Les familles provenant de l’est constituèrent en Côte d’Ivoire des petites principautés dotées
de structures courtoises. Leurs sculpteurs réalisèrent pour ces dernières des figures particulièrement belles représentant des esprits auxiliaires, mais aussi des «époux dans l’au-delà».

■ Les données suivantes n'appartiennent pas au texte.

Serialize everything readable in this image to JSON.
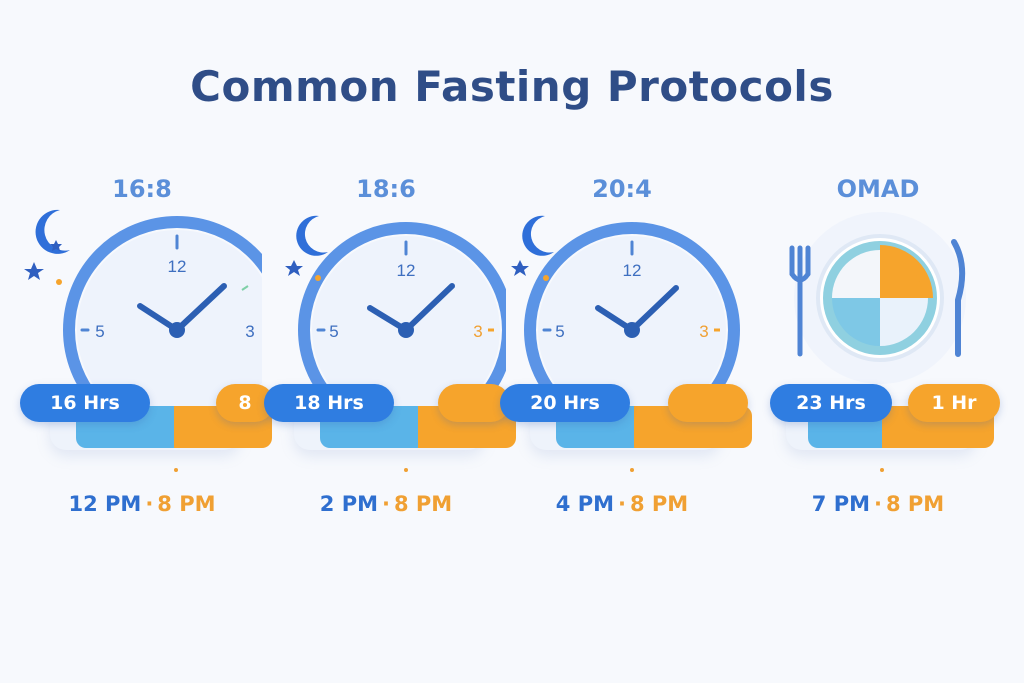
{
  "title": "Common Fasting Protocols",
  "protocols": [
    {
      "label": "16:8",
      "fast_label": "16 Hrs",
      "eat_label": "8",
      "start": "12 PM",
      "separator": "·",
      "end": "8 PM",
      "fast_hours": 16,
      "eat_hours": 8
    },
    {
      "label": "18:6",
      "fast_label": "18 Hrs",
      "eat_label": "",
      "start": "2 PM",
      "separator": "·",
      "end": "8 PM",
      "fast_hours": 18,
      "eat_hours": 6
    },
    {
      "label": "20:4",
      "fast_label": "20 Hrs",
      "eat_label": "",
      "start": "4 PM",
      "separator": "·",
      "end": "8 PM",
      "fast_hours": 20,
      "eat_hours": 4
    },
    {
      "label": "OMAD",
      "fast_label": "23 Hrs",
      "eat_label": "1 Hr",
      "start": "7 PM",
      "separator": "·",
      "end": "8 PM",
      "fast_hours": 23,
      "eat_hours": 1
    }
  ],
  "clock_numbers": {
    "top": "12",
    "left": "5",
    "right": "3"
  },
  "colors": {
    "fast": "#2f7de1",
    "eat": "#f6a42c",
    "ring": "#5b94e6",
    "face": "#eef3fc"
  },
  "icons": {
    "night": "moon-stars-icon",
    "meal": "plate-fork-knife-icon"
  }
}
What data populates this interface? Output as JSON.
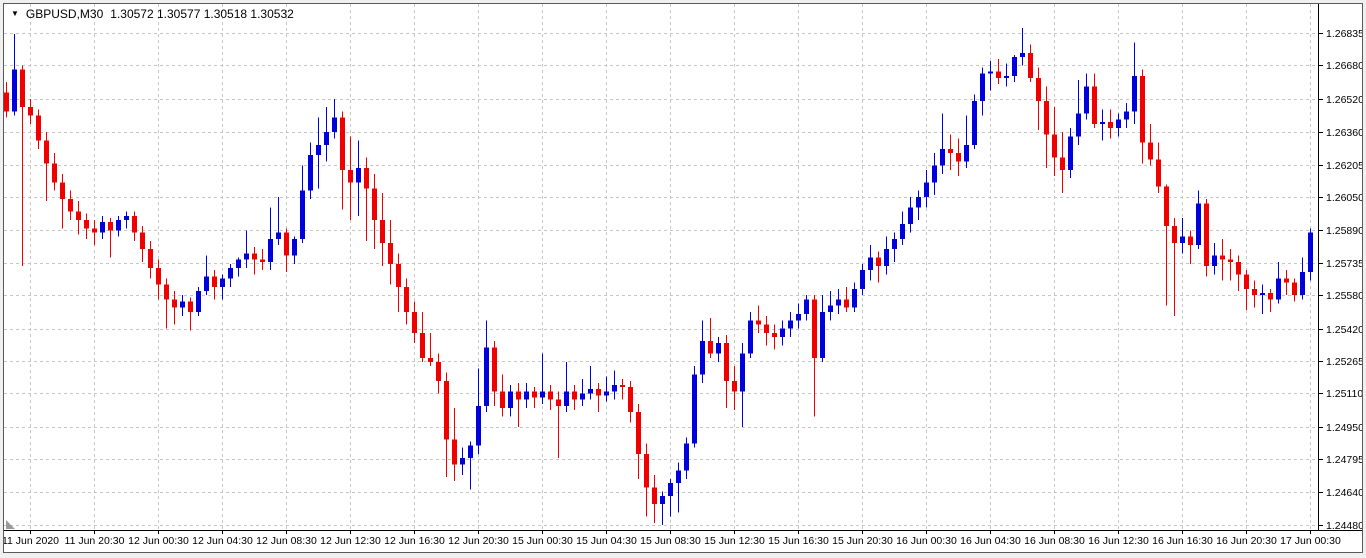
{
  "window": {
    "dropdown_icon": "▼",
    "symbol_period": "GBPUSD,M30",
    "ohlc_text": "1.30572 1.30577 1.30518 1.30532"
  },
  "colors": {
    "bull": "#0000dd",
    "bear": "#f20000",
    "grid": "#c6c6c6",
    "axis_line": "#000000",
    "text": "#000000",
    "background": "#ffffff",
    "frame": "#f0f0f0",
    "frame_border": "#5a5a5a",
    "shift_marker": "#9a9a9a"
  },
  "chart_data": {
    "type": "candlestick",
    "title": "GBPUSD,M30",
    "symbol": "GBPUSD",
    "timeframe": "M30",
    "legend_position": "none",
    "grid": "dashed",
    "y_axis": {
      "top_price": 1.26835,
      "bottom_price": 1.2448,
      "labels": [
        "1.26835",
        "1.26680",
        "1.26520",
        "1.26360",
        "1.26205",
        "1.26050",
        "1.25890",
        "1.25735",
        "1.25580",
        "1.25420",
        "1.25265",
        "1.25110",
        "1.24950",
        "1.24795",
        "1.24640",
        "1.24480"
      ]
    },
    "x_axis": {
      "labels": [
        "11 Jun 2020",
        "11 Jun 20:30",
        "12 Jun 00:30",
        "12 Jun 04:30",
        "12 Jun 08:30",
        "12 Jun 12:30",
        "12 Jun 16:30",
        "12 Jun 20:30",
        "15 Jun 00:30",
        "15 Jun 04:30",
        "15 Jun 08:30",
        "15 Jun 12:30",
        "15 Jun 16:30",
        "15 Jun 20:30",
        "16 Jun 00:30",
        "16 Jun 04:30",
        "16 Jun 08:30",
        "16 Jun 12:30",
        "16 Jun 16:30",
        "16 Jun 20:30",
        "17 Jun 00:30"
      ],
      "first_label_bar_index": 3,
      "bars_per_label": 8
    },
    "candles": [
      [
        1.2655,
        1.266,
        1.2643,
        1.2646
      ],
      [
        1.2646,
        1.2683,
        1.2644,
        1.2666
      ],
      [
        1.2666,
        1.2668,
        1.2572,
        1.2648
      ],
      [
        1.2648,
        1.2652,
        1.264,
        1.2644
      ],
      [
        1.2644,
        1.2647,
        1.2628,
        1.2632
      ],
      [
        1.2632,
        1.2636,
        1.2603,
        1.2621
      ],
      [
        1.2621,
        1.2626,
        1.2608,
        1.2612
      ],
      [
        1.2612,
        1.2616,
        1.259,
        1.2604
      ],
      [
        1.2604,
        1.2608,
        1.2594,
        1.2598
      ],
      [
        1.2598,
        1.2603,
        1.2587,
        1.2594
      ],
      [
        1.2594,
        1.2597,
        1.2585,
        1.259
      ],
      [
        1.259,
        1.2594,
        1.2582,
        1.2588
      ],
      [
        1.2588,
        1.2596,
        1.2585,
        1.2593
      ],
      [
        1.2593,
        1.2595,
        1.2576,
        1.2589
      ],
      [
        1.2589,
        1.2596,
        1.2586,
        1.2594
      ],
      [
        1.2594,
        1.2598,
        1.259,
        1.2596
      ],
      [
        1.2596,
        1.2598,
        1.2584,
        1.2588
      ],
      [
        1.2588,
        1.2591,
        1.2574,
        1.258
      ],
      [
        1.258,
        1.2584,
        1.2566,
        1.2571
      ],
      [
        1.2571,
        1.2575,
        1.2556,
        1.2563
      ],
      [
        1.2563,
        1.2566,
        1.2542,
        1.2556
      ],
      [
        1.2556,
        1.256,
        1.2544,
        1.2552
      ],
      [
        1.2552,
        1.2558,
        1.2548,
        1.2555
      ],
      [
        1.2555,
        1.2557,
        1.2541,
        1.255
      ],
      [
        1.255,
        1.2562,
        1.2548,
        1.256
      ],
      [
        1.256,
        1.2577,
        1.2558,
        1.2567
      ],
      [
        1.2567,
        1.257,
        1.2556,
        1.2562
      ],
      [
        1.2562,
        1.2568,
        1.2556,
        1.2566
      ],
      [
        1.2566,
        1.2573,
        1.2562,
        1.2571
      ],
      [
        1.2571,
        1.2576,
        1.2567,
        1.2575
      ],
      [
        1.2575,
        1.2589,
        1.2571,
        1.2578
      ],
      [
        1.2578,
        1.2581,
        1.2568,
        1.2575
      ],
      [
        1.2575,
        1.258,
        1.257,
        1.2574
      ],
      [
        1.2574,
        1.26,
        1.257,
        1.2585
      ],
      [
        1.2585,
        1.2605,
        1.2582,
        1.2588
      ],
      [
        1.2588,
        1.259,
        1.2569,
        1.2577
      ],
      [
        1.2577,
        1.2586,
        1.2573,
        1.2585
      ],
      [
        1.2585,
        1.262,
        1.2583,
        1.2608
      ],
      [
        1.2608,
        1.2631,
        1.2604,
        1.2625
      ],
      [
        1.2625,
        1.2643,
        1.2609,
        1.263
      ],
      [
        1.263,
        1.2648,
        1.2622,
        1.2636
      ],
      [
        1.2636,
        1.2652,
        1.2633,
        1.2643
      ],
      [
        1.2643,
        1.2646,
        1.2599,
        1.2618
      ],
      [
        1.2618,
        1.2634,
        1.2594,
        1.2612
      ],
      [
        1.2612,
        1.2632,
        1.2596,
        1.2619
      ],
      [
        1.2619,
        1.2624,
        1.2584,
        1.2609
      ],
      [
        1.2609,
        1.2616,
        1.258,
        1.2594
      ],
      [
        1.2594,
        1.2607,
        1.2572,
        1.2583
      ],
      [
        1.2583,
        1.2594,
        1.2563,
        1.2573
      ],
      [
        1.2573,
        1.2578,
        1.255,
        1.2562
      ],
      [
        1.2562,
        1.2566,
        1.2544,
        1.255
      ],
      [
        1.255,
        1.2555,
        1.2535,
        1.254
      ],
      [
        1.254,
        1.255,
        1.2526,
        1.2528
      ],
      [
        1.2528,
        1.254,
        1.2524,
        1.2526
      ],
      [
        1.2526,
        1.253,
        1.2511,
        1.2517
      ],
      [
        1.2517,
        1.2521,
        1.2471,
        1.2489
      ],
      [
        1.2489,
        1.2504,
        1.2469,
        1.2477
      ],
      [
        1.2477,
        1.2485,
        1.2472,
        1.248
      ],
      [
        1.248,
        1.2488,
        1.2465,
        1.2486
      ],
      [
        1.2486,
        1.2523,
        1.2482,
        1.2505
      ],
      [
        1.2505,
        1.2546,
        1.2502,
        1.2533
      ],
      [
        1.2533,
        1.2536,
        1.2505,
        1.2512
      ],
      [
        1.2512,
        1.252,
        1.25,
        1.2504
      ],
      [
        1.2504,
        1.2515,
        1.25,
        1.2512
      ],
      [
        1.2512,
        1.2516,
        1.2495,
        1.2508
      ],
      [
        1.2508,
        1.2516,
        1.2504,
        1.2512
      ],
      [
        1.2512,
        1.2514,
        1.2504,
        1.2509
      ],
      [
        1.2509,
        1.253,
        1.2506,
        1.2512
      ],
      [
        1.2512,
        1.2515,
        1.2503,
        1.2508
      ],
      [
        1.2508,
        1.2512,
        1.248,
        1.2505
      ],
      [
        1.2505,
        1.2526,
        1.2502,
        1.2512
      ],
      [
        1.2512,
        1.2515,
        1.2503,
        1.2508
      ],
      [
        1.2508,
        1.2518,
        1.2505,
        1.2511
      ],
      [
        1.2511,
        1.2524,
        1.2508,
        1.2513
      ],
      [
        1.2513,
        1.2516,
        1.2502,
        1.251
      ],
      [
        1.251,
        1.2519,
        1.2507,
        1.2512
      ],
      [
        1.2512,
        1.2522,
        1.2508,
        1.2515
      ],
      [
        1.2515,
        1.2518,
        1.2508,
        1.2514
      ],
      [
        1.2514,
        1.2517,
        1.2497,
        1.2502
      ],
      [
        1.2502,
        1.2506,
        1.247,
        1.2482
      ],
      [
        1.2482,
        1.2487,
        1.2452,
        1.2466
      ],
      [
        1.2466,
        1.2472,
        1.2449,
        1.2458
      ],
      [
        1.2458,
        1.2464,
        1.2448,
        1.2462
      ],
      [
        1.2462,
        1.247,
        1.2452,
        1.2468
      ],
      [
        1.2468,
        1.2478,
        1.2454,
        1.2474
      ],
      [
        1.2474,
        1.249,
        1.247,
        1.2487
      ],
      [
        1.2487,
        1.2524,
        1.2485,
        1.252
      ],
      [
        1.252,
        1.2546,
        1.2516,
        1.2536
      ],
      [
        1.2536,
        1.2547,
        1.2528,
        1.253
      ],
      [
        1.253,
        1.2538,
        1.2526,
        1.2535
      ],
      [
        1.2535,
        1.2539,
        1.2504,
        1.2517
      ],
      [
        1.2517,
        1.2524,
        1.2503,
        1.2512
      ],
      [
        1.2512,
        1.2535,
        1.2495,
        1.253
      ],
      [
        1.253,
        1.255,
        1.2528,
        1.2546
      ],
      [
        1.2546,
        1.2553,
        1.254,
        1.2544
      ],
      [
        1.2544,
        1.2548,
        1.2534,
        1.254
      ],
      [
        1.254,
        1.2544,
        1.2532,
        1.2538
      ],
      [
        1.2538,
        1.2546,
        1.2534,
        1.2542
      ],
      [
        1.2542,
        1.255,
        1.2538,
        1.2546
      ],
      [
        1.2546,
        1.2554,
        1.2542,
        1.2549
      ],
      [
        1.2549,
        1.2558,
        1.2546,
        1.2556
      ],
      [
        1.2556,
        1.2558,
        1.25,
        1.2528
      ],
      [
        1.2528,
        1.2558,
        1.2526,
        1.255
      ],
      [
        1.255,
        1.256,
        1.2546,
        1.2553
      ],
      [
        1.2553,
        1.2561,
        1.2549,
        1.2556
      ],
      [
        1.2556,
        1.2562,
        1.255,
        1.2552
      ],
      [
        1.2552,
        1.2564,
        1.255,
        1.2561
      ],
      [
        1.2561,
        1.2573,
        1.2558,
        1.257
      ],
      [
        1.257,
        1.2582,
        1.2565,
        1.2576
      ],
      [
        1.2576,
        1.2579,
        1.2564,
        1.2572
      ],
      [
        1.2572,
        1.2586,
        1.2568,
        1.258
      ],
      [
        1.258,
        1.2588,
        1.2574,
        1.2585
      ],
      [
        1.2585,
        1.2598,
        1.2582,
        1.2592
      ],
      [
        1.2592,
        1.2605,
        1.2588,
        1.26
      ],
      [
        1.26,
        1.2608,
        1.2594,
        1.2605
      ],
      [
        1.2605,
        1.2618,
        1.26,
        1.2612
      ],
      [
        1.2612,
        1.2626,
        1.2606,
        1.262
      ],
      [
        1.262,
        1.2645,
        1.2616,
        1.2628
      ],
      [
        1.2628,
        1.2635,
        1.2618,
        1.2626
      ],
      [
        1.2626,
        1.2633,
        1.2615,
        1.2622
      ],
      [
        1.2622,
        1.2644,
        1.2619,
        1.263
      ],
      [
        1.263,
        1.2654,
        1.2628,
        1.2651
      ],
      [
        1.2651,
        1.2667,
        1.2644,
        1.2664
      ],
      [
        1.2664,
        1.267,
        1.2656,
        1.2665
      ],
      [
        1.2665,
        1.2671,
        1.2659,
        1.2662
      ],
      [
        1.2662,
        1.2669,
        1.2658,
        1.2663
      ],
      [
        1.2663,
        1.2673,
        1.266,
        1.2672
      ],
      [
        1.2672,
        1.2686,
        1.2668,
        1.2674
      ],
      [
        1.2674,
        1.2678,
        1.266,
        1.2662
      ],
      [
        1.2662,
        1.2667,
        1.2637,
        1.2651
      ],
      [
        1.2651,
        1.2658,
        1.2619,
        1.2635
      ],
      [
        1.2635,
        1.2648,
        1.2615,
        1.2624
      ],
      [
        1.2624,
        1.2636,
        1.2607,
        1.2618
      ],
      [
        1.2618,
        1.2638,
        1.2614,
        1.2634
      ],
      [
        1.2634,
        1.2661,
        1.263,
        1.2645
      ],
      [
        1.2645,
        1.2664,
        1.2642,
        1.2658
      ],
      [
        1.2658,
        1.2664,
        1.2638,
        1.264
      ],
      [
        1.264,
        1.2647,
        1.2632,
        1.2641
      ],
      [
        1.2641,
        1.2647,
        1.2633,
        1.2638
      ],
      [
        1.2638,
        1.2645,
        1.2634,
        1.2642
      ],
      [
        1.2642,
        1.265,
        1.2638,
        1.2646
      ],
      [
        1.2646,
        1.2679,
        1.264,
        1.2663
      ],
      [
        1.2663,
        1.2666,
        1.2621,
        1.2631
      ],
      [
        1.2631,
        1.264,
        1.262,
        1.2623
      ],
      [
        1.2623,
        1.2631,
        1.2607,
        1.261
      ],
      [
        1.261,
        1.2611,
        1.2553,
        1.2591
      ],
      [
        1.2591,
        1.2595,
        1.2548,
        1.2583
      ],
      [
        1.2583,
        1.2595,
        1.2578,
        1.2586
      ],
      [
        1.2586,
        1.2589,
        1.2573,
        1.2582
      ],
      [
        1.2582,
        1.2608,
        1.258,
        1.2602
      ],
      [
        1.2602,
        1.2604,
        1.2567,
        1.2572
      ],
      [
        1.2572,
        1.2583,
        1.2568,
        1.2577
      ],
      [
        1.2577,
        1.2585,
        1.2565,
        1.2575
      ],
      [
        1.2575,
        1.258,
        1.2565,
        1.2574
      ],
      [
        1.2574,
        1.2577,
        1.256,
        1.2568
      ],
      [
        1.2568,
        1.257,
        1.2551,
        1.2561
      ],
      [
        1.2561,
        1.2565,
        1.2552,
        1.2558
      ],
      [
        1.2558,
        1.2563,
        1.2549,
        1.2559
      ],
      [
        1.2559,
        1.2561,
        1.255,
        1.2556
      ],
      [
        1.2556,
        1.2574,
        1.2554,
        1.2566
      ],
      [
        1.2566,
        1.257,
        1.2558,
        1.2564
      ],
      [
        1.2564,
        1.2566,
        1.2555,
        1.2558
      ],
      [
        1.2558,
        1.2576,
        1.2556,
        1.2569
      ],
      [
        1.2569,
        1.259,
        1.2565,
        1.2588
      ]
    ]
  }
}
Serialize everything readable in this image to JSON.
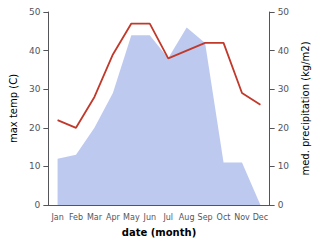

Entre autres signes de prestige, les Baoulé aisés possèdent de nombreux objets d’usage
courant en bois agrémentés d’éléments ornementaux: cuillers, chaises, poignées de chassemouches ou mailloches de gong parfois recouvertes d’or délicatement martelé.
La culture Dan
Les Dan sont des paysans qui pratiquent la culture sur brûlis au nord-ouest de la Côte
d’Ivoire et au Libéria, pays limitrophe où la savane arborée se transforme en forêt tropicale
humide. Chasseurs de gros gibier, ils avaient jadis la réputation d’être de redoutables guerriers, et leurs villages étaient constamment en guerre les uns contre les autres.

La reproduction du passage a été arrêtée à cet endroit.